Some woodworkers – myself included – are leery of filing their own saws. But this new saw file holder from Veritas takes away some of the fear by “tricking” you (through both tactile and visual cues) into holding triangular saw files in the correct orientation for your desired tooth geometry.
There are lots of charts available on the Internet to help you choose the proper saw file (for an excellent filing primer see vintagesaws.com by Pete Taran). But the quick and dirty way is to drop a triangular file into a gullet – the right file will be slightly more than twice the height of the saw tooth; that way, when one side of the file is dull (after about five sharpening sessions), rotate it and you still have a full, unused part of the file hitting every tooth.
Once you’ve determined the correct file to use, insert it into the holder just far enough so the set screw can grab it beyond the file teeth then lock it in place.
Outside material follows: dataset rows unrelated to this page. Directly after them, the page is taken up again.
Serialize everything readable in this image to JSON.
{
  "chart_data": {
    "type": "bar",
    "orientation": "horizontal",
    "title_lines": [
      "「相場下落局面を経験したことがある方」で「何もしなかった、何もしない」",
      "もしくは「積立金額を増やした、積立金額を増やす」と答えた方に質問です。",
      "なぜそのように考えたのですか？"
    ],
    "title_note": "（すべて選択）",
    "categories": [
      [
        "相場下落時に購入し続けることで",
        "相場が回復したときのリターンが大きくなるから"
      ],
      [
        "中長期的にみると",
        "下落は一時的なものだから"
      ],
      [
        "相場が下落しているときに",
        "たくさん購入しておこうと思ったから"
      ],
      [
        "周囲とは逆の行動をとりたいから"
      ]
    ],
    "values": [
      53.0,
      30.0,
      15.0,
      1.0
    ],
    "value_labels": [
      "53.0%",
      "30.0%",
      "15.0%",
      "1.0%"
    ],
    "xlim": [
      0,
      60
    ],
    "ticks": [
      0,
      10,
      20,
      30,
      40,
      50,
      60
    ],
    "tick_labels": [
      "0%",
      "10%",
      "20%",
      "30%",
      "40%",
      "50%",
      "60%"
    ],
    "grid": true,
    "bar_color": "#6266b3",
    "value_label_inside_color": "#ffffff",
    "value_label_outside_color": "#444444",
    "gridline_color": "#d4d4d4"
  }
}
Now choose your rake (how far the tooth leans forward or back) – a 15° rake for a crosscut saw, for example – and adjust the vernier scale’s rotating collar to 15º. (You can’t see the scale in the photograph; it’s on the bottom of the jig.) Your natural tendency is to hold the top of the file flat with the top of the saw (which would give you a 30° rake); the vernier scale adjustment shifts the jig’s handle so it is perpendicular to the teeth, but holds the file in the correct orientation for a 15° rake.
To set the fleam (bevel angle), adjust the protractor to the desired setting (15° in my crosscut example), then keep the fence parallel to the teeth as you file (were that fence an inch or two longer, the visual cue would be even better).
The vernier scale adjusts from -30º to +30º; the protractor adjusts 45° left and right.
The jig is available on its own for $39.50, or in a kit with seven Grobet saw files for $79.
Am I brave enough to file my progressive pitch dovetail saw yet? Well, no – but an 8 teeth-per-inch panel saw? Bring it on.